A gene thought to be essential in helping chemotherapy kill cancer cells may actually help them thrive. In a new study of chemo patients, scientists at the Georgia Institute of Technology and the Ovarian Cancer Institute found that subjects whose tumors had mutations in the gene p53 had a better chance of survival compared to patients with normal p53.
When a cell is malfunctioning or injured, the gene p53 comes in and tries to repair the cell. If the cell can't be repaired, p53 starts apoptosis. p53 has been thought to assist in killing the cancerous cells that the chemotherapy treatment injures.
In the study, researchers took malignant and benign ovarian tumors straight from the operating room and compared their gene-expression profiles. Some of the cancer patients had been treated with chemotherapy prior to surgery and some had not. At this point, researchers didn't consider whether the patients actually had malignant tumors or had been treated with chemotherapy. However, they found that the gene-expression profiles of the tumors clustered the chemotherapy-treated patients into two groups: those whose profiles were similar to cancer patients who had not been treated with chemo and those whose profiles were similar to patients with benign tumors.

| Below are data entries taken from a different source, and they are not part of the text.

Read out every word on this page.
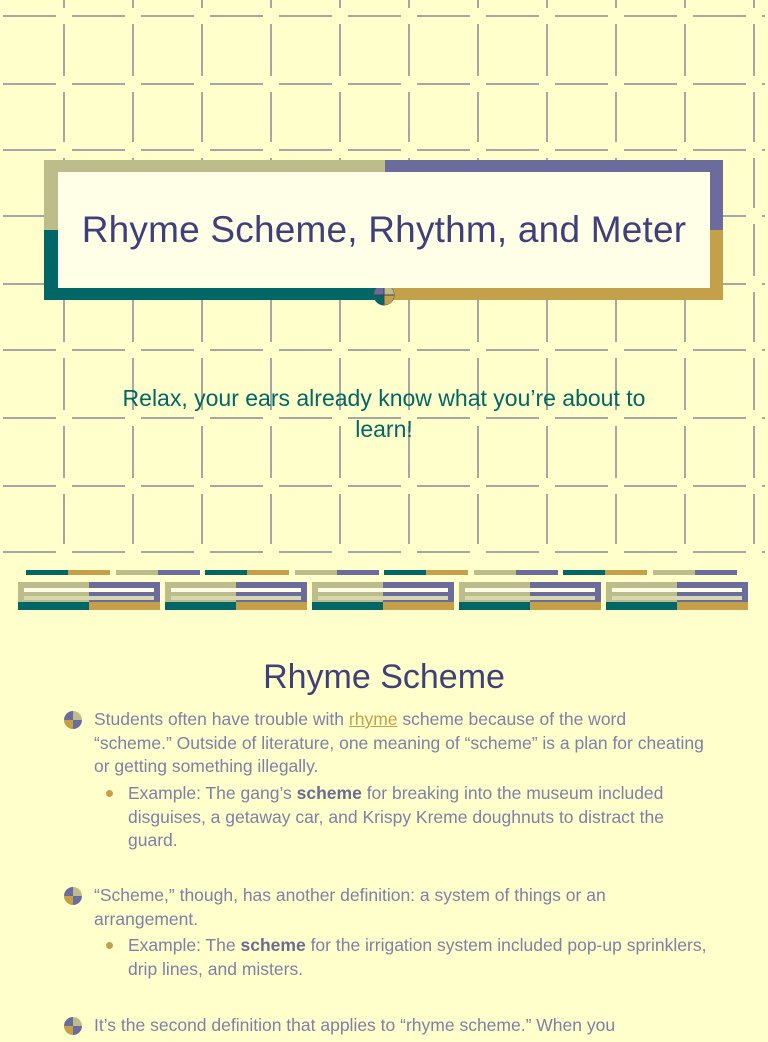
Rhyme Scheme, Rhythm, and Meter
Relax, your ears already know what you’re about to learn!
Rhyme Scheme
Students often have trouble with rhyme scheme because of the word “scheme.” Outside of literature, one meaning of “scheme” is a plan for cheating or getting something illegally.
Example: The gang’s scheme for breaking into the museum included disguises, a getaway car, and Krispy Kreme doughnuts to distract the guard.
“Scheme,” though, has another definition: a system of things or an arrangement.
Example: The scheme for the irrigation system included pop-up sprinklers, drip lines, and misters.
It’s the second definition that applies to “rhyme scheme.” When you
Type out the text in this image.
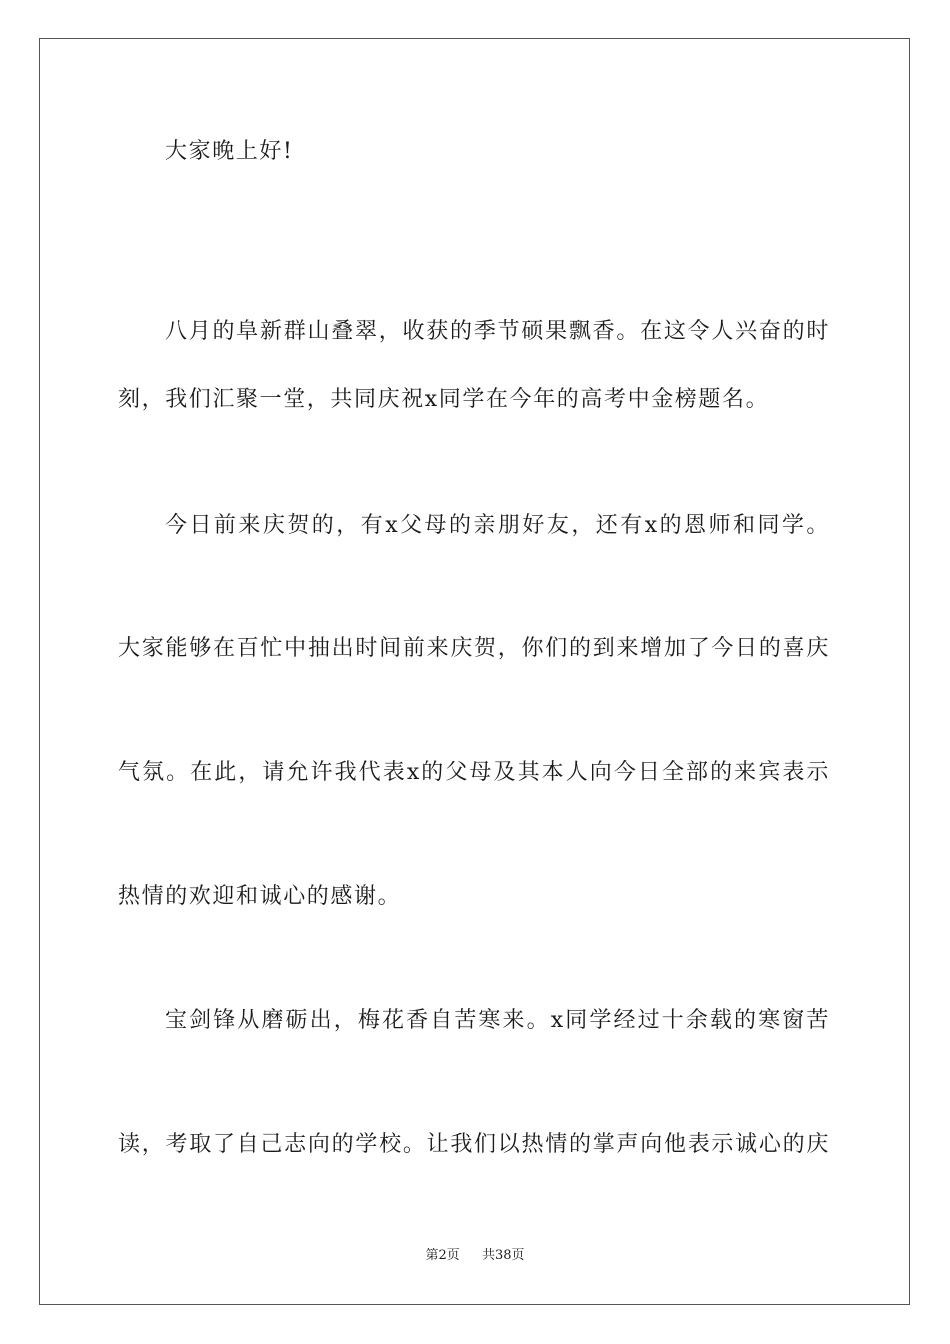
大家晚上好!
八月的阜新群山叠翠，收获的季节硕果飘香。在这令人兴奋的时
刻，我们汇聚一堂，共同庆祝x同学在今年的高考中金榜题名。
今日前来庆贺的，有x父母的亲朋好友，还有x的恩师和同学。
大家能够在百忙中抽出时间前来庆贺，你们的到来增加了今日的喜庆
气氛。在此，请允许我代表x的父母及其本人向今日全部的来宾表示
热情的欢迎和诚心的感谢。
宝剑锋从磨砺出，梅花香自苦寒来。x同学经过十余载的寒窗苦
读，考取了自己志向的学校。让我们以热情的掌声向他表示诚心的庆
第2页 共38页
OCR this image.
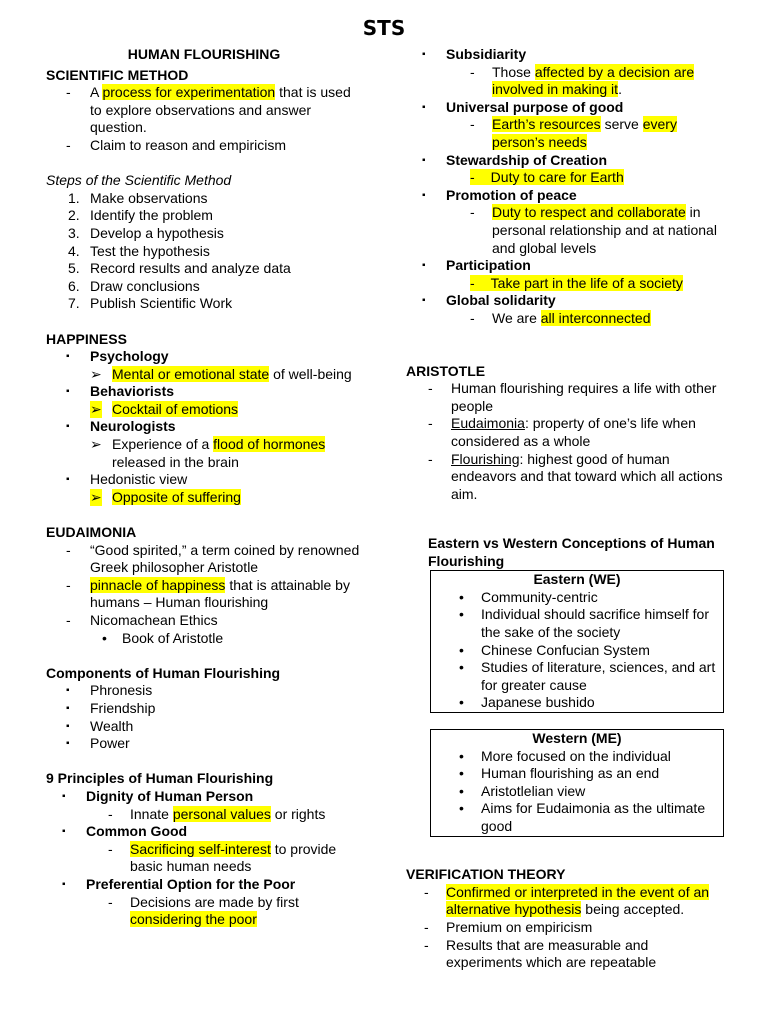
STS
HUMAN FLOURISHING
SCIENTIFIC METHOD
- A process for experimentation that is used
to explore observations and answer
question.
- Claim to reason and empiricism
Steps of the Scientific Method
1. Make observations
2. Identify the problem
3. Develop a hypothesis
4. Test the hypothesis
5. Record results and analyze data
6. Draw conclusions
7. Publish Scientific Work
HAPPINESS
▪ Psychology
➢ Mental or emotional state of well-being
▪ Behaviorists
➢ Cocktail of emotions
▪ Neurologists
➢ Experience of a flood of hormones
released in the brain
▪ Hedonistic view
➢ Opposite of suffering
EUDAIMONIA
- “Good spirited,” a term coined by renowned
Greek philosopher Aristotle
- pinnacle of happiness that is attainable by
humans – Human flourishing
- Nicomachean Ethics
• Book of Aristotle
Components of Human Flourishing
▪ Phronesis
▪ Friendship
▪ Wealth
▪ Power
9 Principles of Human Flourishing
▪ Dignity of Human Person
- Innate personal values or rights
▪ Common Good
- Sacrificing self-interest to provide
basic human needs
▪ Preferential Option for the Poor
- Decisions are made by first
considering the poor
▪ Subsidiarity
- Those affected by a decision are
involved in making it.
▪ Universal purpose of good
- Earth’s resources serve every
person’s needs
▪ Stewardship of Creation
- Duty to care for Earth
▪ Promotion of peace
- Duty to respect and collaborate in
personal relationship and at national
and global levels
▪ Participation
- Take part in the life of a society
▪ Global solidarity
- We are all interconnected
ARISTOTLE
- Human flourishing requires a life with other
people
- Eudaimonia: property of one’s life when
considered as a whole
- Flourishing: highest good of human
endeavors and that toward which all actions
aim.
Eastern vs Western Conceptions of Human
Flourishing
Eastern (WE)
• Community-centric
• Individual should sacrifice himself for
the sake of the society
• Chinese Confucian System
• Studies of literature, sciences, and art
for greater cause
• Japanese bushido
Western (ME)
• More focused on the individual
• Human flourishing as an end
• Aristotlelian view
• Aims for Eudaimonia as the ultimate
good
VERIFICATION THEORY
- Confirmed or interpreted in the event of an
alternative hypothesis being accepted.
- Premium on empiricism
- Results that are measurable and
experiments which are repeatable
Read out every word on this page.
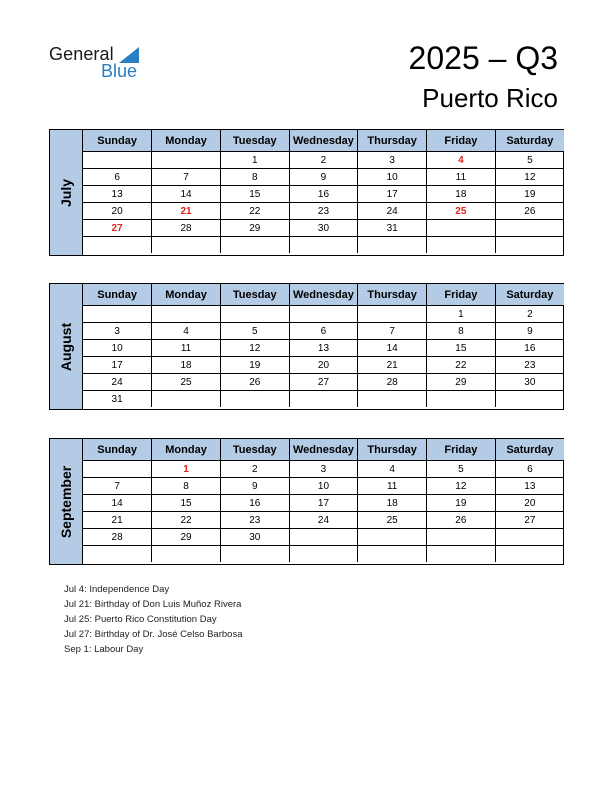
General
Blue	2025 – Q3
Puerto Rico
July
Sunday	Monday	Tuesday	Wednesday	Thursday	Friday	Saturday
		1	2	3	4	5
6	7	8	9	10	11	12
13	14	15	16	17	18	19
20	21	22	23	24	25	26
27	28	29	30	31		

August
Sunday	Monday	Tuesday	Wednesday	Thursday	Friday	Saturday
					1	2
3	4	5	6	7	8	9
10	11	12	13	14	15	16
17	18	19	20	21	22	23
24	25	26	27	28	29	30
31						
September
Sunday	Monday	Tuesday	Wednesday	Thursday	Friday	Saturday
	1	2	3	4	5	6
7	8	9	10	11	12	13
14	15	16	17	18	19	20
21	22	23	24	25	26	27
28	29	30				

Jul 4: Independence Day
Jul 21: Birthday of Don Luis Muñoz Rivera
Jul 25: Puerto Rico Constitution Day
Jul 27: Birthday of Dr. José Celso Barbosa
Sep 1: Labour Day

As they continued their analysis, they found that the main difference between the groups' genetic profiles was the gene p53. While both groups had roughly the same amount of the protein encoded by p53, the cancer group had mutations in their p53 that caused the gene’s corresponding protein not to function. The benign group's p53 was normal.
Five years later, only 30% of the chemotherapy cancer patients clustering in the benign group were alive, while 70% of those clustering in the cancer group were still alive. The stage of cancer at the time of surgery had no correlation to who survived and who didn't. What did seem to have an effect was whether p53 was working or not in the chemotherapy-treated tumors.
The results appear in the May 16 edition of PLoS ONE.